Looking at the grid structure described, each problem has a certain number of boxes for the quotient. For example, 75÷3=25 has two boxes, 88÷1=88 has two boxes, so likely all quotients are two-digit numbers, and for 82÷4, it's 20, which is two digits, and for 86÷4, it's 21, also two digits.
So we'll use the integer quotient, truncating any remainder.
Thus:
8. 82 ÷ 4 = 20 (since 4*20=80 ≤ 82, and 4*21=84>82)
11. 86 ÷ 4 = 21 (4*21=84 ≤ 86, 4*22=88>86)
Yes, that makes sense for elementary level — they might accept the floor quotient.
So final answers:
1. 25
2. 22
3. 17
4. 23
5. 38
6. 15
7. 19
8. 20
9. 30
10. 42
11. 21
12. 88
Let me verify each quickly:
1. 3*25=75 ✓
2. 4*22=88 ✓
3. 5*17=85 ✓
4. 3*23=69 ✓
5. 2*38=76 ✓
6. 6*15=90 ✓
7. 5*19=95 ✓
8. 4*20=80, but 82-80=2, so not exact, but quotient is 20
9. 3*30=90 ✓
10. 2*42=84 ✓
11. 4*21=84, 86-84=2, quotient 21
12. 1*88=88 ✓
All good. For 8 and 11, although there's a remainder, the quotient is correctly 20 and 21 respectively for integer division.

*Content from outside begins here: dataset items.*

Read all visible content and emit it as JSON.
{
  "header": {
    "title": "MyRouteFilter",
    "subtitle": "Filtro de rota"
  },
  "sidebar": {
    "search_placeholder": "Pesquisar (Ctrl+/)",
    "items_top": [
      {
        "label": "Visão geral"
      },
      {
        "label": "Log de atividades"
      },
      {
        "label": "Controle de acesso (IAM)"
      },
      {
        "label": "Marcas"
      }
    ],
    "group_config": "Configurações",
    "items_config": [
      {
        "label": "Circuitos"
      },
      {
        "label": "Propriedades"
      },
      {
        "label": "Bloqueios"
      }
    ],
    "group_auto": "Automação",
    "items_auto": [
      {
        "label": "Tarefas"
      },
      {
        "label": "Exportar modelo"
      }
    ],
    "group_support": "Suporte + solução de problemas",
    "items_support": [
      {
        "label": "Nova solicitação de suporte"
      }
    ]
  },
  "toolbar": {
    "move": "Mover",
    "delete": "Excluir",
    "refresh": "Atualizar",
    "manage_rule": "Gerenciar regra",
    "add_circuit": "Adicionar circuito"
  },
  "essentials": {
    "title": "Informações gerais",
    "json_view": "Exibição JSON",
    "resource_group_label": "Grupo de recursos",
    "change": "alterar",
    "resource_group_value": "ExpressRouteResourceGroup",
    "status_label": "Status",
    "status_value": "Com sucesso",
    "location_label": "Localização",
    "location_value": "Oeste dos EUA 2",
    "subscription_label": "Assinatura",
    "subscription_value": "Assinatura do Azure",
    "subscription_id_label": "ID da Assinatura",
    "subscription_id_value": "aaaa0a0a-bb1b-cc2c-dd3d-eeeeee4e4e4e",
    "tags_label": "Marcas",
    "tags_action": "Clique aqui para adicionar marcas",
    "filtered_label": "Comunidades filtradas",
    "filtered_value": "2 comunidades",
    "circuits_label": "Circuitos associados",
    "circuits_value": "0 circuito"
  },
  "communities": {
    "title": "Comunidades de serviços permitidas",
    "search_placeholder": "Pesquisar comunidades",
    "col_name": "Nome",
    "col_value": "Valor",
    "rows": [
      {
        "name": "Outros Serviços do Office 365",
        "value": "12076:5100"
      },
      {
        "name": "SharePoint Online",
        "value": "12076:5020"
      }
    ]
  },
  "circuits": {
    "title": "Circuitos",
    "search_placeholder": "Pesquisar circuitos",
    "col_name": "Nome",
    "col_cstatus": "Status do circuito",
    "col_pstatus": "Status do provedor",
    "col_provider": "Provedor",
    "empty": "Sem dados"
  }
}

So the final answers for the 12 problems in order are:
25, 22, 17, 23, 38, 15, 19, 20, 30, 42, 21, 88
Final Answer:
25, 22, 17, 23, 38, 15, 19, 20, 30, 42, 21, 88
Parent Tip: Review the logic above to help your child master the concept of divide using long division worksheet.